About the Civil Aviation Rules
Whether aviation is your business or pleasure, from the moment you enter the aviation world, you must follow the Civil Aviation Rules. The Minister of the Crown who is authorised by the Prime Minister to be responsible for the Civil Aviation Act 1990, has the power to make Civil Aviation Rules. The Civil Aviation Rules are just like other Regulations made by the Government.
The Rules are made in the public interest, mostly for safety and security.
Everyone in aviation, whether a student pilot, engineer, air traffic controller, aircraft owner, builder, importer, insurer, Regulated Air Cargo Agent, or member of one of dozens of support organisations, needs to know which Rules apply to them and what they require.
The Rules provide a shared standard so that everyone understands how to operate correctly. They state the minimum level of safety required. If you do not operate at or above this level, you are breaking the law.

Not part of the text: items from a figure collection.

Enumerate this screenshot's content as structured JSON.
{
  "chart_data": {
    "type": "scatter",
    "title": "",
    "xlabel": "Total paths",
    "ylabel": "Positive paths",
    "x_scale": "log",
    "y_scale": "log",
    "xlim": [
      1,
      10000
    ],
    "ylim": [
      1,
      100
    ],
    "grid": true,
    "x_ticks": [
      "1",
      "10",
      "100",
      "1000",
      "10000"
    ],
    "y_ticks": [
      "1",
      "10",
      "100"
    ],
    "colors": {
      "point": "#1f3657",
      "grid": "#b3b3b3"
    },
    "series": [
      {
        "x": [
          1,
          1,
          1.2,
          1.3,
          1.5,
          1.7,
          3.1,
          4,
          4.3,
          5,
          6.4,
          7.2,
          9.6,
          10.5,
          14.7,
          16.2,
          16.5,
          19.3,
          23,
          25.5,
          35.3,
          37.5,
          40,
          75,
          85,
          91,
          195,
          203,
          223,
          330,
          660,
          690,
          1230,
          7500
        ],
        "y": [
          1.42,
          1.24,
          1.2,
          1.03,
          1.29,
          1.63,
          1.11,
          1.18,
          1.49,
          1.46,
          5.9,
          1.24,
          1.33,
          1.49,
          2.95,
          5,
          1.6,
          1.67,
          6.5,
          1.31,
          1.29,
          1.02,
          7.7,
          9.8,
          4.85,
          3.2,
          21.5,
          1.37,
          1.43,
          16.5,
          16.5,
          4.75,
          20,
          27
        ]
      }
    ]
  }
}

The Rules are divided into about 50 groups of related Rules called Parts. Each Part is identified by both a number and a name. Once you are familiar with them, you will probably just refer to the Parts that relate to you by number. For example, some of the things a private pilot needs to know about are gaining and maintaining their licence, the flying and airspace Rules, and how to report accidents. Part 61 tells you the requirements for getting a licence, Part 91 tells you the operating, airspace, and maintenance Rules, and Part 12 covers accident and incident reporting. Everyone also needs to know Part 1, which gives definitions and abbreviations for terms used in the rest of the Parts.